Looking at the phenomenal growth of some of Mr. Ibrahim’s business ventures, one wishes to note some of the principles he has instilled, which have contributed greatly to the growth of those businesses today. Some of these include sound financial management, persistence, short-, medium-, and long-term planning, effective use of credit, and prompt repayment of credit when taken.

However, while Lawyer Ibrahim’s passion for building and growing large business organizations that would provide gainful employment to thousands of young Nigerians while positively impacting our economy is to be commended, it remains to be seen what the clear objective of corporate social responsibility is. (CSR) of some of these businesses and how they seek to improve lives and impact people and communities, in addition to simply creating jobs.

It is interesting to note that while many large corporations and giant-sized companies in Nigeria, such as those of Ibrahim, Dangote or Otedola, make huge profits from the patronage of the majority of Nigerians and even repatriate those profits back home at minimal cost. or free. In the case of multinationals, only a few do very little to give back to society through life-changing scholarships, schemes and programs that can benefit the entire population. Very few wealthy Nigerian capitalists or industrialists own notable foundations such as those established by Bill Gates, the world’s richest man and founder of Microsoft and his wife, as well as those established by notable American businessmen such as Henry Ford or John D Rockefeller.

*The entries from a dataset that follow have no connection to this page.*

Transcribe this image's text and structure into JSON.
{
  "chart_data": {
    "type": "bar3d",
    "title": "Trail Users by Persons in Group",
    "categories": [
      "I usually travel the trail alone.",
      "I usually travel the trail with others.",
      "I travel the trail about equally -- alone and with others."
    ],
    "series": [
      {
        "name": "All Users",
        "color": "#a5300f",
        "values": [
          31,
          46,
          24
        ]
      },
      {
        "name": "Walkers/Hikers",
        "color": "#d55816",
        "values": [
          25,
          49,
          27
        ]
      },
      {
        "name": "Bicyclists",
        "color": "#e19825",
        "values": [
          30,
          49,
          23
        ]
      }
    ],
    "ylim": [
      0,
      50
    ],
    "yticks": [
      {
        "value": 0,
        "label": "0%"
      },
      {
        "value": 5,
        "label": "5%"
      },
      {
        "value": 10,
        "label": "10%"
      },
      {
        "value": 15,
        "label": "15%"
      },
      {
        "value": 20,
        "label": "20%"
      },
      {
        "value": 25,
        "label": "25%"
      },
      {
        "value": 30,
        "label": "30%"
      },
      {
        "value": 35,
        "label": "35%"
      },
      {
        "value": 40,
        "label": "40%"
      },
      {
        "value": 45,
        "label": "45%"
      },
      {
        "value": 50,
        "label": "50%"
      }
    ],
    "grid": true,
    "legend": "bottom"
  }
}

Another important point worth noting among the most successful businessmen in Nigeria is the lack of a system or structure where proper mentorship can be provided to build an ecosystem of great businessmen and outstanding young businessmen in Nigeria. To this end, many budding entrepreneurs are often left confused about how to set up their businesses, what tools to use and what to discard, and how to harness the brains of many of these great entrepreneurs who have made it through. It is through efforts like this that great Nigerian businessmen like Ibrahim, Dangote, Otedola or Adenuga can leave a worthy legacy because as far as many Nigerians are concerned, the legacies of some of these men still remain unclear, if not! completely unknown or undefined!